Famous Crystal Skulls

This report examines the known history of crystal skulls, various viewpoints on where they might have came from, and the secrets they may reveal.
The Mitchell-Hedges Crystal Skull
The most widely celebrated and mysterious crystal skull is the Mitchell-Hedges Skull, for at least two good reasons. First, it is very similar in form to an actual human skull, even featuring a fitted removable jawbone. Most known crystal skulls are of a more stylized structure, often with unrealistic features and teeth that are simply etched onto a single skull piece.
Second, it is impossible to say how the Mitchell-Hedges skull was constructed. From a technical standpoint, it appears to be an impossible object which today’s most talented sculptors and engineers would be unable to duplicate.
The discovery of this baffling artifact is a controversial matter. It was brought into prominence by British explorer F. A. Mitchell-Hedges, who claimed that his daughter unearthed it in 1924. Mitchell-Hedges led an expedition in the ancient Mayan ruins of Lubaantun, in Belize (then British Honduras), searching for evidence of Atlantis.
The story goes that his daughter, Anna, was rummaging inside a structure believed to have once been a temple, when she found the beautifully carved cranium of the crystal skull. It was lacking its jawbone, but the matching mandible was found three months later, some 25 feet away from the first discovery. Mitchell-Hedges claimed that he refused to take the skull away, and offered it to the local priests, but the Mayans gave the skull back to him as a gift upon his departure.

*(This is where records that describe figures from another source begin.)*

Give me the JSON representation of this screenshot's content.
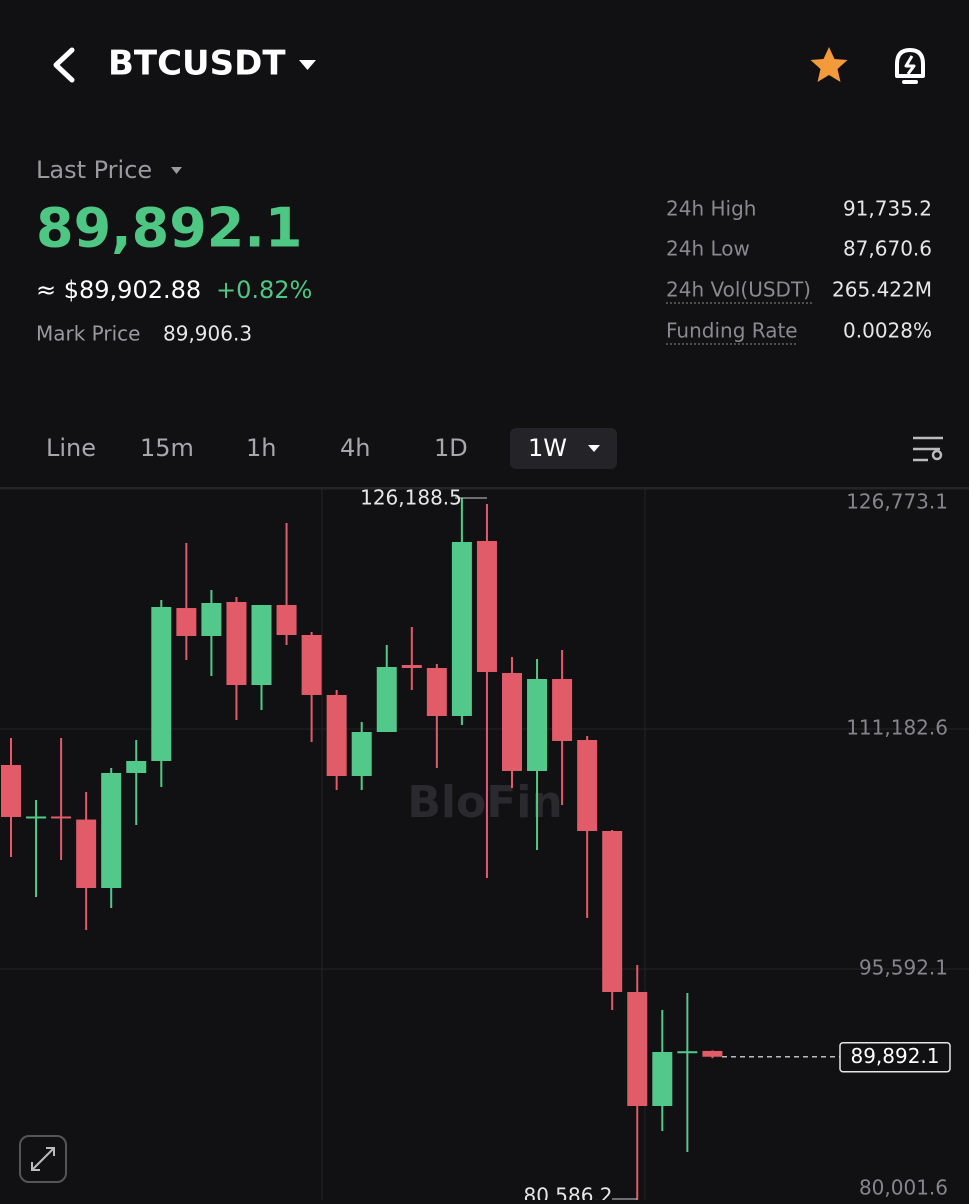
{
  "header": {
    "symbol": "BTCUSDT"
  },
  "price": {
    "label": "Last Price",
    "value": "89,892.1",
    "usd": "≈ $89,902.88",
    "change": "+0.82%",
    "mark_label": "Mark Price",
    "mark_value": "89,906.3"
  },
  "stats": [
    [
      "24h High",
      "91,735.2"
    ],
    [
      "24h Low",
      "87,670.6"
    ],
    [
      "24h Vol(USDT)",
      "265.422M"
    ],
    [
      "Funding Rate",
      "0.0028%"
    ]
  ],
  "tabs": [
    {
      "label": "Line",
      "active": false
    },
    {
      "label": "15m",
      "active": false
    },
    {
      "label": "1h",
      "active": false
    },
    {
      "label": "4h",
      "active": false
    },
    {
      "label": "1D",
      "active": false
    },
    {
      "label": "1W",
      "active": true
    }
  ],
  "chart_data": {
    "type": "candlestick",
    "watermark": "BloFin",
    "up_color": "#52c98a",
    "down_color": "#e15b69",
    "grid": true,
    "open": [
      108844,
      105400,
      105500,
      105300,
      100854,
      108325,
      109104,
      119040,
      117224,
      119433,
      114041,
      119238,
      117289,
      113392,
      108130,
      110988,
      115340,
      115145,
      112027,
      123396,
      114821,
      108455,
      114431,
      110468,
      104557,
      94099,
      86693,
      90150,
      90270
    ],
    "high": [
      110598,
      106571,
      110598,
      107090,
      108650,
      110468,
      119563,
      123266,
      120212,
      119758,
      119238,
      124565,
      117484,
      113716,
      111638,
      116639,
      117809,
      115405,
      126188.5,
      125800,
      115860,
      115730,
      116315,
      110728,
      104622,
      95852,
      92929,
      94034,
      90300
    ],
    "low": [
      102868,
      100270,
      102673,
      98126,
      99555,
      104947,
      107415,
      115665,
      114626,
      111768,
      112417,
      116639,
      110338,
      107220,
      107220,
      110988,
      113716,
      108650,
      111443,
      101504,
      107350,
      103323,
      106246,
      98905,
      92929,
      80586.2,
      85069,
      83705,
      89800
    ],
    "close": [
      105467,
      105500,
      105450,
      100854,
      108325,
      109104,
      119108,
      117224,
      119368,
      114041,
      119238,
      117289,
      113392,
      108130,
      110988,
      115210,
      115145,
      112027,
      123331,
      114886,
      108455,
      114431,
      110403,
      104557,
      94099,
      86693,
      90200,
      90250,
      89892.1
    ],
    "ylim": [
      80001.6,
      126773.1
    ],
    "yticks": [
      {
        "value": 126773.1,
        "label": "126,773.1"
      },
      {
        "value": 111182.6,
        "label": "111,182.6"
      },
      {
        "value": 95592.1,
        "label": "95,592.1"
      },
      {
        "value": 80001.6,
        "label": "80,001.6"
      }
    ],
    "high_marker": {
      "value": 126188.5,
      "label": "126,188.5"
    },
    "low_marker": {
      "value": 80586.2,
      "label": "80,586.2"
    },
    "last_price": {
      "value": 89892.1,
      "label": "89,892.1"
    }
  }
}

It now appears that this tale of the skull’s discovery was entirely fabricated. Mitchell-Hedges apparently purchased the skull at an auction at Sothebys in London, in 1943. This has been verified by documents at the British Museum, which had bid against Mitchell-Hedges for the crystal artifact.

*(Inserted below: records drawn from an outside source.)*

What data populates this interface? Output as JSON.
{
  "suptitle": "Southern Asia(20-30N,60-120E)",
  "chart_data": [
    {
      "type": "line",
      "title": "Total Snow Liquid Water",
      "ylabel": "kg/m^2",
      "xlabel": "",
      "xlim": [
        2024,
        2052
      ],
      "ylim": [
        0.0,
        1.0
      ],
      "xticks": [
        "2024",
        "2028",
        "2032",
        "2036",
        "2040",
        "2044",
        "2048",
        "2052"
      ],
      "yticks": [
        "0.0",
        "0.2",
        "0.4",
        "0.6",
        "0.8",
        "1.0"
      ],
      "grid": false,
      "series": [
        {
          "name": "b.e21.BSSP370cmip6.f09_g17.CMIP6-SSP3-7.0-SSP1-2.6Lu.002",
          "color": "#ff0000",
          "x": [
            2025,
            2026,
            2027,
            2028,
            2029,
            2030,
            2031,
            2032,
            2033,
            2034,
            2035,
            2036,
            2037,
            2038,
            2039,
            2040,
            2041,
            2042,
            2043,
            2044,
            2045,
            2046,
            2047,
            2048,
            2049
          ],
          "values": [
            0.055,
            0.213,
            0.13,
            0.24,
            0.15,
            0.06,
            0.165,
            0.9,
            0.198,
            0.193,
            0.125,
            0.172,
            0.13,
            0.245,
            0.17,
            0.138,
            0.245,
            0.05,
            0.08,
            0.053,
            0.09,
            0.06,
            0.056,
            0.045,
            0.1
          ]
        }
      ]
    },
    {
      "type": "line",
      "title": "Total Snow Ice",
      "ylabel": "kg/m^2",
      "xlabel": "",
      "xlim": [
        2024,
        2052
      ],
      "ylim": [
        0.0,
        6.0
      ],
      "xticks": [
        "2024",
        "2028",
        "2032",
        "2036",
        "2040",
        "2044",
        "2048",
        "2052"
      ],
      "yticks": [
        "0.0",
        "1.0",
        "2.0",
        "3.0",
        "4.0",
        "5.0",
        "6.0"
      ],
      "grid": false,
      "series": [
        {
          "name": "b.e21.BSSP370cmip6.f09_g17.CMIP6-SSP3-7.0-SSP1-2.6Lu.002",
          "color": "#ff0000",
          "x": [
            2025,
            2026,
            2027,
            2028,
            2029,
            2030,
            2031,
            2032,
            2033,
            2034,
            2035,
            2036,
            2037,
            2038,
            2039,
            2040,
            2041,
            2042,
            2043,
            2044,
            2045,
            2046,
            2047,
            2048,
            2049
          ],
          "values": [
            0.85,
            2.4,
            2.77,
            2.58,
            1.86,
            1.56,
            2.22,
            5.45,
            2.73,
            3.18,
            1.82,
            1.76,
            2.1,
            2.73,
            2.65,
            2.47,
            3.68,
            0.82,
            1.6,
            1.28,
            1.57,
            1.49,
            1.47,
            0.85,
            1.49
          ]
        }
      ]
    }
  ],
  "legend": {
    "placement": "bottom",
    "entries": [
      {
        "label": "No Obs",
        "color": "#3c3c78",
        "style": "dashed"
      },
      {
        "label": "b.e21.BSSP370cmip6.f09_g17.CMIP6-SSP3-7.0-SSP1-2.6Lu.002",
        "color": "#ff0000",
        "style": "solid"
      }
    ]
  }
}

This revelation is consistent with the known history of Mitchell-Hedges’s involvement with the skull. There are no photographs of the skull among those that were taken during his Lubaatun expedition, and there is no documentation of Mitchell-Hedges displaying or even acknowledging the skull prior to 1943.

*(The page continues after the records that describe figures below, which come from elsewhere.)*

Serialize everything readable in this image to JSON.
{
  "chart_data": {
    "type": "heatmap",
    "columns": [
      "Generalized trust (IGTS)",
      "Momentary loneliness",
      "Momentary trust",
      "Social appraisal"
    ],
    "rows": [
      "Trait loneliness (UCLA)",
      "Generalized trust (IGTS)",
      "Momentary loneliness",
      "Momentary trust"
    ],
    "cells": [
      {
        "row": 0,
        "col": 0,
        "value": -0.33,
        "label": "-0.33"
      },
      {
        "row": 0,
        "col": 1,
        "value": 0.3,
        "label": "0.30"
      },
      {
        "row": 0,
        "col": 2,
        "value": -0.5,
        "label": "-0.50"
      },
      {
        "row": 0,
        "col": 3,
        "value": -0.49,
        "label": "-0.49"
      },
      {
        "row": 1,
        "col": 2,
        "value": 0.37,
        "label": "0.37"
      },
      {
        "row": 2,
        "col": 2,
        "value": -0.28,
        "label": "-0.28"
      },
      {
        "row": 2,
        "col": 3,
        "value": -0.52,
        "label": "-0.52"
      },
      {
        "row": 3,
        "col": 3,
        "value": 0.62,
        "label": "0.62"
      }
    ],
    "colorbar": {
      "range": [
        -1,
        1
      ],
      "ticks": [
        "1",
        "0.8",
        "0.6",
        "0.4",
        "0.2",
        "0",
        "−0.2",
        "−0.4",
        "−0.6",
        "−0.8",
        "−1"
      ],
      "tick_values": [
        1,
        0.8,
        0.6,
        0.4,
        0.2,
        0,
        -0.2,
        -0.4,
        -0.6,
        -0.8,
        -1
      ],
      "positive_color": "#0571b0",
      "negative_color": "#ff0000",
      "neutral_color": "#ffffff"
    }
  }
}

The skull remains in the possession of the octogenarian Anna Mitchell-Hedges. She resides in Canada and displays the skull on frequent tours. Anna has maintained for all these years that she discovered the skull, even though there is reason to doubt that she was present at the Lubaatun expedition at all.
The Mitchell-Hedges skull is made of clear quartz crystal, and both cranium and mandible are believed to have come from the same solid block. It weighs 11.7 pounds and is about five inches high, five inches wide, and seven inches long. Except for slight anomalies in the temples and cheekbones, it is a virtually anatomically correct replica of a human skull. Because of its small size and other characteristics, it is thought more closely to resemble a female skull — and this has led some to refer to the Mitchell-Hedges skull as a “she.”
The Mitchell-Hedges family loaned the skull to Hewlett-Packard Laboratories for extensive study in 1970. Art restorer Frank Dorland oversaw the testing at the Santa Clara, California, computer equipment manufacturer, a leading facility for crystal research. The HP examinations yielded some startling results.
Researchers found that the skull had been carved against the natural axis of the crystal. Modern crystal sculptors always take into account the axis, or orientation of the crystal’s molecular symmetry, because if they carve “against the grain,” the piece is bound to shatter — even with the use of lasers and other high-tech cutting methods.
To compound the strangeness, HP could find no microscopic scratches on the crystal which would indicate it had been carved with metal instruments. Dorland’s best hypothesis for the skull’s construction is that it was roughly hewn out with diamonds, and then the detail work was meticulously done with a gentle solution of silicon sand and water. The exhausting job — assuming it could possibly be done in this way — would have required man-hours adding up to 300 years to complete.
Under these circumstances, experts believe that successfully crafting a shape as complex as the Mitchell-Hedges skull is impossible; as one HP researcher is said to have remarked, “The damned thing simply shouldn’t be.”